6.5 Wavelet Analysis of the effects of Gravity Waves on Water Vapor in the Tropical Tropopause Layer over Darwin, Australia

Tuesday, 27 June 2017: 11:45 AM
Salon G-I (Marriott Portland Downtown Waterfront)
Andrew M. Dzambo, University of Wisconsin, Madison, WI; and M. H. Hitchman

The effects of inertia-gravity waves on the vertical profile of water vapor in the tropical tropopause layer (TTL) over the Dept. of Energy Atmospheric Radiation Measurements (ARM) program’s Darwin, Australia (12°S, 130°E) site is investigated using a seven year record of Vaisala RS92 radiosonde profiles of wind and temperature, taken every 12 hours from January 2006 through July 2012. The atmospheric state classification algorithm according to Evans et al. (2012) is employed to categorize different wind, temperature, and relative humidity (RH) profiles. Gravity wave characteristics are computed following the Torrence & Compo (1998) wavelet analysis methodology, where perturbation zonal wind and temperature are decomposed into time (altitude)/frequency (wavelength) space. The 2-s temporal resolution in the radiosonde vertical rise rate allows for assessment of gravity waves with vertical scales of a few hundred meters to about 10 km.

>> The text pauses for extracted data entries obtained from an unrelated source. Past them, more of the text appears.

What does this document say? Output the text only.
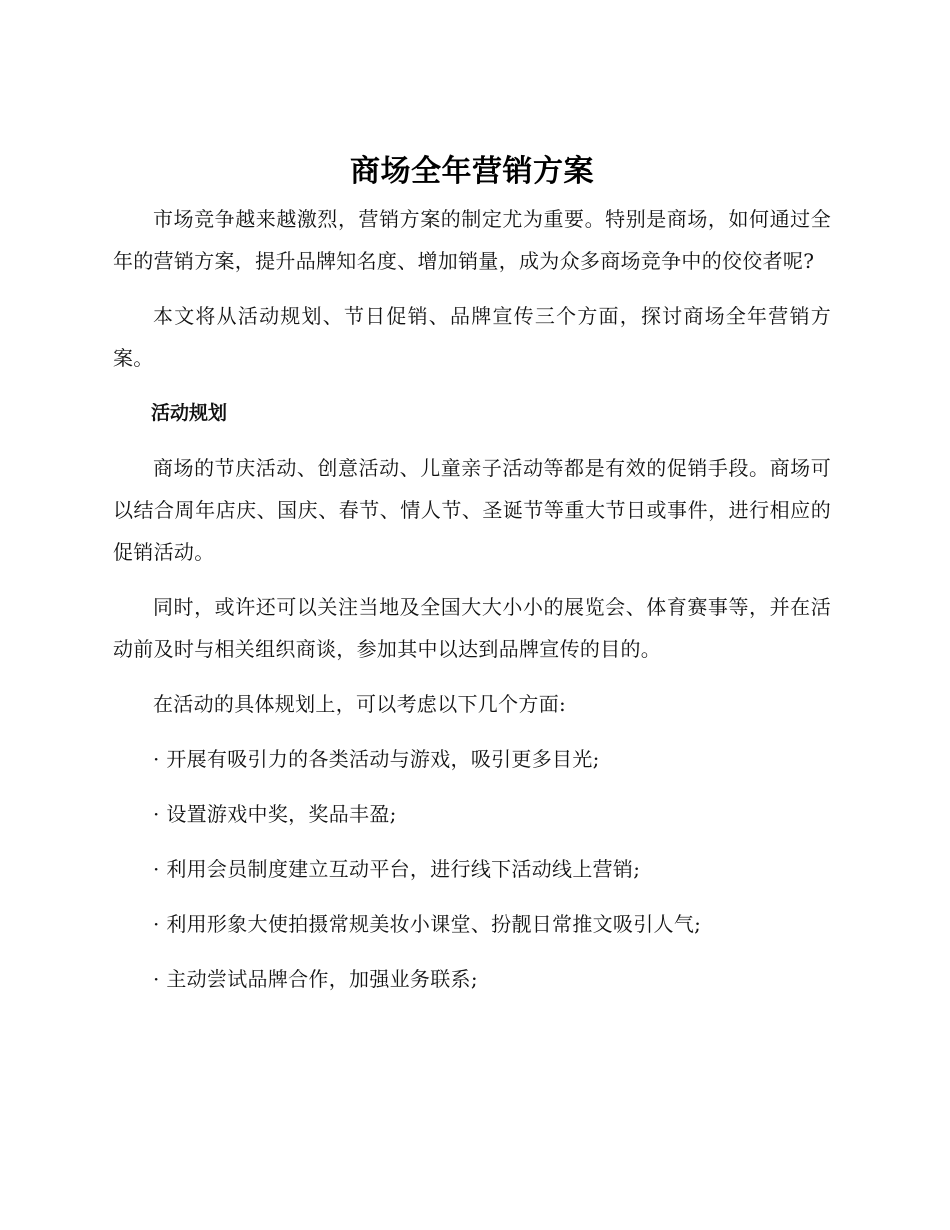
商场全年营销方案

市场竞争越来越激烈，营销方案的制定尤为重要。特别是商场，如何通过全年的营销方案，提升品牌知名度、增加销量，成为众多商场竞争中的佼佼者呢?

本文将从活动规划、节日促销、品牌宣传三个方面，探讨商场全年营销方案。

活动规划

商场的节庆活动、创意活动、儿童亲子活动等都是有效的促销手段。商场可以结合周年店庆、国庆、春节、情人节、圣诞节等重大节日或事件，进行相应的促销活动。

同时，或许还可以关注当地及全国大大小小的展览会、体育赛事等，并在活动前及时与相关组织商谈，参加其中以达到品牌宣传的目的。

在活动的具体规划上，可以考虑以下几个方面:

· 开展有吸引力的各类活动与游戏，吸引更多目光;
· 设置游戏中奖，奖品丰盈;
· 利用会员制度建立互动平台，进行线下活动线上营销;
· 利用形象大使拍摄常规美妆小课堂、扮靓日常推文吸引人气;
· 主动尝试品牌合作，加强业务联系;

Composite analyses for each class show a robust power maximum in the TTL centered on the 2-6 km vertical wavelength band, which is strongest during wet season monsoon phases. A climatological mixing ratio minimum occurs near the tropical tropopause in the monsoon states as well, which was also shown in previous studies, but despite this, a maximum in RH and RH with respect to ice (RHI) occurs within the TTL. Profiles of perturbation temperature reveal a maximum negative perturbation for all classes within the TTL, with the strongest perturbations associated with the monsoon classes. This, coupled with the respective maximum in RH/RHI, cloud fraction and wave power, provides evidence that gravity waves aid the stratospheric dehydration process by cooling the TTL. Additionally, the direction of gravity wave energy propagation and horizontal momentum flux is estimated from radiosonde profiles of eddy horizontal winds and linked to the location of predominant convective activity.